As Karen made her way to the restaurant, she tried to remember how she and Clay had actually met, but she couldn’t. All she recalled was his undying crush on her beautiful lesbian roommate from Toronto, Lydia Glenn. To the extent that Karen and Clay had bonded at all, it had been over his unrequited love for Lydia. In fact, when Karen had e-mailed two weeks earlier, she hadn’t been entirely sure he’d remember who she was and had actually signed off Karen, former roommate of Lovely Lydia :-). But his e-mail back had been immediate and enthusiastic, which had surprised and flattered her. He’d insisted on making the lunch reservation himself—at some seafood place near his office. Concerned about being late, Karen had arrived early, and first.

Elegant but antiseptic, it was the kind of establishment that owed its existence to corporate expense accounts. Everything about it, from the napkins to the waiters to the kayak-shaped dishes filled with glistening Italian olives, was a shade of off white. It was also eerily quiet but for the occasional high-pitched laugh that floated over the tables like a harmonic overtone. “I’m meeting Clay Phipps,” Karen murmured to the hostess, who murmured in response, “Follow me, please,” then led Karen to a corner table in back.

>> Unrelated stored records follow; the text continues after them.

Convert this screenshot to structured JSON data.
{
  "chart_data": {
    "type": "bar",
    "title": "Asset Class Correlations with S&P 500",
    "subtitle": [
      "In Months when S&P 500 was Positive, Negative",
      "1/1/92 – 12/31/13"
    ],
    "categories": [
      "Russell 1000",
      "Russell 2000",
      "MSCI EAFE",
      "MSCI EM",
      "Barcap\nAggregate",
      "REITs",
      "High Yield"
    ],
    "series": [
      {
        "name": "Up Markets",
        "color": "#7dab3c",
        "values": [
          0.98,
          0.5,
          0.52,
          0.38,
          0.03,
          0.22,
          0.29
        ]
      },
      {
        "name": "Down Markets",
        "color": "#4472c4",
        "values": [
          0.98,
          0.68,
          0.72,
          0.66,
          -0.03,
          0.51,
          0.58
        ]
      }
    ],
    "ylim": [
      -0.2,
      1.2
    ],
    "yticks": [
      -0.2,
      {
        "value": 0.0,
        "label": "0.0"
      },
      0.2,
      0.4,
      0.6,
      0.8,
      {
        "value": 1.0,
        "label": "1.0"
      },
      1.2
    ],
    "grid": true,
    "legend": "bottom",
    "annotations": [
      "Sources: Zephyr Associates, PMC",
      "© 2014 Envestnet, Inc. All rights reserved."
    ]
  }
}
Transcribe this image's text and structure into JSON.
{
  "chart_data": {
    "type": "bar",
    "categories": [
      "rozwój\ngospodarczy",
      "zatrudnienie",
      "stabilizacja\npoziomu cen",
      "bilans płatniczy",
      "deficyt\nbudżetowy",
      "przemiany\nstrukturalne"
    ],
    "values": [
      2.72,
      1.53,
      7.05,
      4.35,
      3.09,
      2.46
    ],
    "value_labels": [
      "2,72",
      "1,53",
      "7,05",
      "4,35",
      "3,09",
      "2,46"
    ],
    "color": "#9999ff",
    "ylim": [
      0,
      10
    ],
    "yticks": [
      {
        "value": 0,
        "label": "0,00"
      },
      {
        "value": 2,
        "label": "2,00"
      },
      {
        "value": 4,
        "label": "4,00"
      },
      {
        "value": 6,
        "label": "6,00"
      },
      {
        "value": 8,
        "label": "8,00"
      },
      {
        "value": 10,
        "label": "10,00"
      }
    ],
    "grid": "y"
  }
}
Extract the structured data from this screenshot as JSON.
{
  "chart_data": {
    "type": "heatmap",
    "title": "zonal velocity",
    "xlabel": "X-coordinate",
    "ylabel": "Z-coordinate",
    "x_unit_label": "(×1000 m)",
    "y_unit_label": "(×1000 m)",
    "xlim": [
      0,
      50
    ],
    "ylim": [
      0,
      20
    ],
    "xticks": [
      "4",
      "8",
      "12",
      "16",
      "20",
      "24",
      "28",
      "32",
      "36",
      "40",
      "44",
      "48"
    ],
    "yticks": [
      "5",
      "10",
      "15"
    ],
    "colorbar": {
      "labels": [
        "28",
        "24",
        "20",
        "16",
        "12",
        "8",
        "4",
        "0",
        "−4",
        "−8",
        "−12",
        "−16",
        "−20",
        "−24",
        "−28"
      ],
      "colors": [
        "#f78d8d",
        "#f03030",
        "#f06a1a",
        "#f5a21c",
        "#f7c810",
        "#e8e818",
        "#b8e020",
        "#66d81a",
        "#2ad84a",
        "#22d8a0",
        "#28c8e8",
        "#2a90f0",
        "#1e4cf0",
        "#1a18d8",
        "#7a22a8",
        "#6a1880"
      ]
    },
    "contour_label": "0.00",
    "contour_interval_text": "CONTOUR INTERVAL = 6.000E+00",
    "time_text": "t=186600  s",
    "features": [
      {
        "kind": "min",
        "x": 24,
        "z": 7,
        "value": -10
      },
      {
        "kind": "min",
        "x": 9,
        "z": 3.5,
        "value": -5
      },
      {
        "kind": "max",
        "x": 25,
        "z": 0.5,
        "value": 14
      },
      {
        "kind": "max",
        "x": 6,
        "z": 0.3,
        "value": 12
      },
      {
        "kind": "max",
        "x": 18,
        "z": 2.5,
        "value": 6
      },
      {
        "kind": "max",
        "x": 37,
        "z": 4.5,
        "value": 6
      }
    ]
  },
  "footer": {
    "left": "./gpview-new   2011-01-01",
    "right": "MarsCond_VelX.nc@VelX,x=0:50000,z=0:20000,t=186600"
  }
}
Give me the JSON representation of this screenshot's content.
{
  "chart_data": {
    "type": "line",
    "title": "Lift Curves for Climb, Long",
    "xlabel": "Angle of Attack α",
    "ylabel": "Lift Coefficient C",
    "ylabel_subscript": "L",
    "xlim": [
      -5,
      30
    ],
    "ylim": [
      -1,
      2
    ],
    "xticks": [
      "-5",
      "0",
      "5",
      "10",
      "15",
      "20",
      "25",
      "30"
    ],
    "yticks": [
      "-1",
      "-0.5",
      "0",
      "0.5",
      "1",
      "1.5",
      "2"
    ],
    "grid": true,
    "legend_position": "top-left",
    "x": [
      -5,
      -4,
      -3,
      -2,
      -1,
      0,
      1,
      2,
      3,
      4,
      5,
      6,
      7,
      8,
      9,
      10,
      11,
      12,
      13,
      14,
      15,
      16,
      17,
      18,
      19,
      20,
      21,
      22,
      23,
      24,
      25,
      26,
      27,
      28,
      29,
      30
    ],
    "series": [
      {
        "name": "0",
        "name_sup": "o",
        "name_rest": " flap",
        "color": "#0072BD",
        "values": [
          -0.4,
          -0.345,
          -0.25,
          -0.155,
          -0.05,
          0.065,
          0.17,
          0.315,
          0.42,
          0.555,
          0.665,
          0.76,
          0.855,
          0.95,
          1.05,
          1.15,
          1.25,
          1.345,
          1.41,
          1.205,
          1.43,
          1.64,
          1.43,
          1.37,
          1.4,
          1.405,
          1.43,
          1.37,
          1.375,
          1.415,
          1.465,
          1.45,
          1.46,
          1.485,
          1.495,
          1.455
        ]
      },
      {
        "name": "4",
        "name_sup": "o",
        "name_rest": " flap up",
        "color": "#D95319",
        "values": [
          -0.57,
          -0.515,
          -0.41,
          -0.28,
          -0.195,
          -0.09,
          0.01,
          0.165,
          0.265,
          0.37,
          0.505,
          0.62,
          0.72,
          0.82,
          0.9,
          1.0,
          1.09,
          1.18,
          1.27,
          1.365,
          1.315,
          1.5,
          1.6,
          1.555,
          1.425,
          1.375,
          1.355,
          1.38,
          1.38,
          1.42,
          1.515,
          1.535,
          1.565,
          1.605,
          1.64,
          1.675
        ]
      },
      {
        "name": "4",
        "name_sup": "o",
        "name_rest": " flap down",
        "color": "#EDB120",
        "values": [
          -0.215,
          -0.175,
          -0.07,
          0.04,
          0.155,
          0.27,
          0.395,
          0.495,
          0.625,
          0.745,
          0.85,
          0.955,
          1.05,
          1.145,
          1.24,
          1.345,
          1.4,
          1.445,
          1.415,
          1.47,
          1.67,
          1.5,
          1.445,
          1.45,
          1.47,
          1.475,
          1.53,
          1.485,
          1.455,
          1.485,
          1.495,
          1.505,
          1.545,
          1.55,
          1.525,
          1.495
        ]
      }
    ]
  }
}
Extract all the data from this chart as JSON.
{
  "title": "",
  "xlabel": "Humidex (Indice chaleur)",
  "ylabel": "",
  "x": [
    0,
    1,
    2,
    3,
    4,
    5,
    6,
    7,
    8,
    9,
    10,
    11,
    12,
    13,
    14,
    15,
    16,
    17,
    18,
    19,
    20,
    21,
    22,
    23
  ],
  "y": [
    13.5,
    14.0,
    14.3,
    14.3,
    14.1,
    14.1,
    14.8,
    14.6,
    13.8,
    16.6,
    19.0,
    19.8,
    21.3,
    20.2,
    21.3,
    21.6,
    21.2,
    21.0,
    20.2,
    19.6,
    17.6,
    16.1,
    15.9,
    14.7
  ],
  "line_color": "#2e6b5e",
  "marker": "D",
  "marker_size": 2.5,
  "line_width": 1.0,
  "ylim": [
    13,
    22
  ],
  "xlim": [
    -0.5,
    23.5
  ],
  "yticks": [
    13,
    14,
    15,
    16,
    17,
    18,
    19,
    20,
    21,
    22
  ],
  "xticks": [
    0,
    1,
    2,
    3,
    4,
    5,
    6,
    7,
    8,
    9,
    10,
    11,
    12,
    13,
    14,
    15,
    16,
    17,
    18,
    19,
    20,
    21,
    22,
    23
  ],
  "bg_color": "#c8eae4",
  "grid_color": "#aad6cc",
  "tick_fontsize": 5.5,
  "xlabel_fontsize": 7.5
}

Clay arrived shortly after her. Up close, he looked surprisingly similar to the way he had in college, his dark blond hair still wavy and windswept, if somewhat wispier, his good looks still boyish. Though he was significantly shorter than Karen remembered. The most visible indicators of time’s passage were the knife cuts on the outer corners of his light blue eyes and the strands of silver that were now threaded through his hair in the manner of an Indian textile. He was dressed like a college student also, in faded Levi’s, white sneakers, and a ratty gray fleece pullover with a zipper at the neck. Against trend, he looked thinner than he had at age twenty-one, even verging on gaunt. The thought crossed Karen’s mind that he was probably on one of those strange diets involving raw kale or whatnot that the rich sometimes went on at the advice of their personal trainers. “Karen!” he said with a big smile.

“Clay!” she said, hugging him hello.

“So, how are you after all these years?” he said, sitting down. He propped his elbows on the table, just as Karen’s mother had always warned her not to, leaned forward, and gazed at her intently.

Embarrassed by the attention and also feeling overdressed in her black skirt suit, Karen looked away. “I’m good!” she said. “What has it been—like, twenty-five years?” Regaining her composure, she turned her gaze back to him.

“Probably,” he said.

“To be honest, when I e-mailed you, I wasn’t even sure you’d remember who I was.”

“Of course I remember!”

“Are you still in touch with Lydia?”

“God, no. Are you?”

“I haven’t seen her since graduation, but we’re Facebook friends. Unless I’m mistaken, she’s the director of a women’s theater collective. I get announcements about her shows.”

“That’s so perfect,” said Clay, rolling his eyes. “And let me guess—she lives in Portland, or something.”